34. The Supplier agrees to indemnify and keep indemnified the Client in full
against any claim that the Supplier has infringed the Data Privacy Laws as
a result of any act, omission or negligence in the supply of the Goods or the
performance of the Services or use of information or data supplied by the
Client.

Indemnity

35. The Supplier shall indemnify the Client in full against any and all
liabilities, losses and expenses (including legal expenses) awarded against
or incurred by the Client as a result of or in connection with:
a) breach of warranty relating to the Goods and Services;
b) any claim that the Goods or Services infringe the intellectual property
rights if any person;
c) any claim arising against the Client in respect of any breach or alleged
breach by the Client of any statutory provision, regulation or other rule of
law arising from the Supplier's acts or omissions or those of its employees,
agents or subcontractors; and
d) any act or omission of the Supplier or its employees, agents or
subcontractors in the supply, delivery or installation of the Goods or
performance of the Services including any injury, loss or damage to
persons caused or contributed to by the negligence of the Supplier, its
employees, agents or subcontractors or by faulty design, workmanship or
materials.

Cancellation

36. The Client can terminate the Contract immediately on written notice if
the Supplier materially breaches any of the terms of the Contract, and, if
the breach is capable of remedy, fails to remedy the breach within 14 days
of receiving notification in writing specifying the breach and requiring its
remedy

37. Either the Client or the Supplier can also end the Contract immediately,
by giving notice in writing, if the other:
a) convenes a meeting of its creditors;
b) becomes insolvent;
c) is unable to pay its debts;
d) has a receiver or administrative receiver appointed over its assets or
business;
e) is the subject of a petition presented to put it in liquidation.

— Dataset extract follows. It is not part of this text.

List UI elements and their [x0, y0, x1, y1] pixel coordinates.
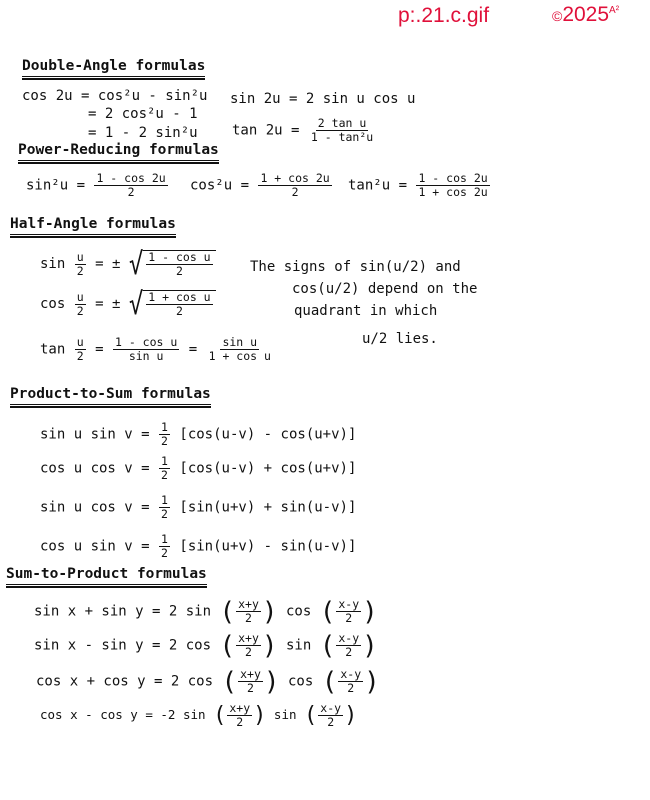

38. Termination of the Contract will have no effect on any rights of either
party which arose on or before termination.

Confidentiality

39. All information supplied by the Client at any time is and remains the
property of the Client and must be returned on request and must be kept by
the Supplier as confidential.

General

40. Any notices to be given by either party under this Contract should be
delivered by first class post to the address of the other party in use during
the Contract. A notice will be deemed to have been served within 48 hours
of posting.

41. The Contract does not create, confer or purport to confer any benefit or
right enforceable by any person not a party to it.